POTENTIAL. You are more than your grievances, your position, your ideology, your team, your company, or your party. You are not a victim of the past. You are a whole person, a unique individual, capable of shaping your own destiny. Your most important financial asset is your own capacity to learn, not just earn.

SELF-DISCIPLINE. Discipline derives from the word “disciple” — disciple to a philosophy, disciple to a set of principles, disciple to a set of values, disciple to an overriding purpose, to a super ordinate goal or a person who represents that goal.

Most people equate discipline with an absence of freedom. In fact, the opposite is true and only the disciplined are truly free. The undisciplined are slaves to moods, appetites and passions.

SYNERGY. Involve people in the problem, immerse them in it, so that they soak it in and feel it is their problem as well and therefore become an important part of the solution. It’s exciting when you truly hear divergent views and start to see how to bring them together for a solution nobody ever thought of before. Of course, the barriers are defensiveness, territoriality, the not-invented-here syndrome.

TRUST. When there is high trust, communication is easy, effortless, instantaneous. If you make a mistake, it hardly matters. People know you. So if you want to be trusted, be trustworthy.

TRUTH. Correct principles are like compasses: they are always pointing the way. And if you know how to read them, you won’t get lost, confused, or fooled by conflicting voices and values. You must look at the lens through which you see the world, as well as the world you see, for the lens shapes how you interpret the world.

VISION. In building a house, before you turn a shovel of earth you plan almost to the last detail the entire house in your mind, and this is reduced to a blueprint. Therefore, you raise the question: Why should you not also create each day or each week or each year in your mind before you live them in fact? And keep in mind that if the ladder is not leaning against the right wall, every step you take gets you to the wrong place faster.
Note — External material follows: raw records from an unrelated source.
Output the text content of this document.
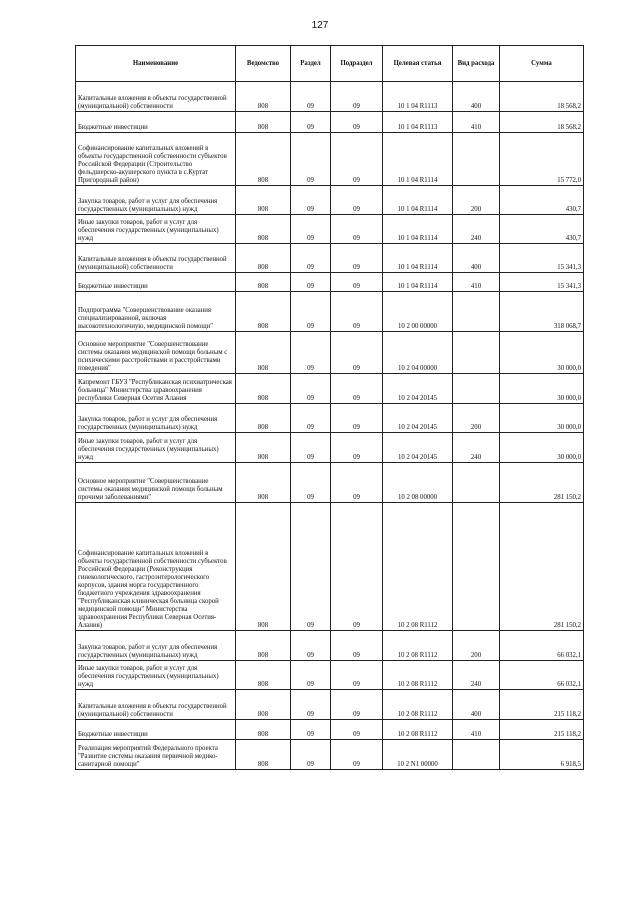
127
Наименование	Ведомство	Раздел	Подраздел	Целевая статья	Вид расхода	Сумма
Капитальные вложения в объекты государственной (муниципальной) собственности	808	09	09	10 1 04 R1113	400	18 568,2
Бюджетные инвестиции	808	09	09	10 1 04 R1113	410	18 568,2
Софинансирование капитальных вложений в объекты государственной собственности субъектов Российской Федерации (Строительство фельдшерско-акушерского пункта в с.Куртат Пригородный район)	808	09	09	10 1 04 R1114		15 772,0
Закупка товаров, работ и услуг для обеспечения государственных (муниципальных) нужд	808	09	09	10 1 04 R1114	200	430,7
Иные закупки товаров, работ и услуг для обеспечения государственных (муниципальных) нужд	808	09	09	10 1 04 R1114	240	430,7
Капитальные вложения в объекты государственной (муниципальной) собственности	808	09	09	10 1 04 R1114	400	15 341,3
Бюджетные инвестиции	808	09	09	10 1 04 R1114	410	15 341,3
Подпрограмма "Совершенствование оказания специализированной, включая высокотехнологичную, медицинской помощи"	808	09	09	10 2 00 00000		318 068,7
Основное мероприятие "Совершенствование системы оказания медицинской помощи больным с психическими расстройствами и расстройствами поведения"	808	09	09	10 2 04 00000		30 000,0
Капремонт ГБУЗ "Республиканская психиатрическая больница" Министерства здравоохранения республики Северная Осетия Алания	808	09	09	10 2 04 20145		30 000,0
Закупка товаров, работ и услуг для обеспечения государственных (муниципальных) нужд	808	09	09	10 2 04 20145	200	30 000,0
Иные закупки товаров, работ и услуг для обеспечения государственных (муниципальных) нужд	808	09	09	10 2 04 20145	240	30 000,0
Основное мероприятие "Совершенствование системы оказания медицинской помощи больным прочими заболеваниями"	808	09	09	10 2 08 00000		281 150,2
Софинансирование капитальных вложений в объекты государственной собственности субъектов Российской Федерации (Реконструкция гинекологического, гастроэнтерологического корпусов, здания морга государственного бюджетного учреждения здравоохранения "Республиканская клиническая больница скорой медицинской помощи" Министерства здравоохранения Республики Северная Осетия-Алания)	808	09	09	10 2 08 R1112		281 150,2
Закупка товаров, работ и услуг для обеспечения государственных (муниципальных) нужд	808	09	09	10 2 08 R1112	200	66 032,1
Иные закупки товаров, работ и услуг для обеспечения государственных (муниципальных) нужд	808	09	09	10 2 08 R1112	240	66 032,1
Капитальные вложения в объекты государственной (муниципальной) собственности	808	09	09	10 2 08 R1112	400	215 118,2
Бюджетные инвестиции	808	09	09	10 2 08 R1112	410	215 118,2
Реализация мероприятий Федерального проекта "Развитие системы оказания первичной медико-санитарной помощи"	808	09	09	10 2 N1 00000		6 918,5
WIN-WIN. Most people tend to think in terms of dichotomies: strong or weak, hardball or softball, win or lose. But that kind of thinking is fundamentally flawed. It’s based on power and position more than principle. Win-win is based on the paradigm that there is plenty for everybody, that one person’s success is not achieved at the expense or exclusion of the success of others. Win-win is not a personality technique. Win-win is a frame of mind and heart that constantly seeks mutual benefit in all human interactions. It’s a total philosophy of human interaction. It comes from a character of integrity, maturity, and the Abundance Mentality. It grows out of high-trust relationships.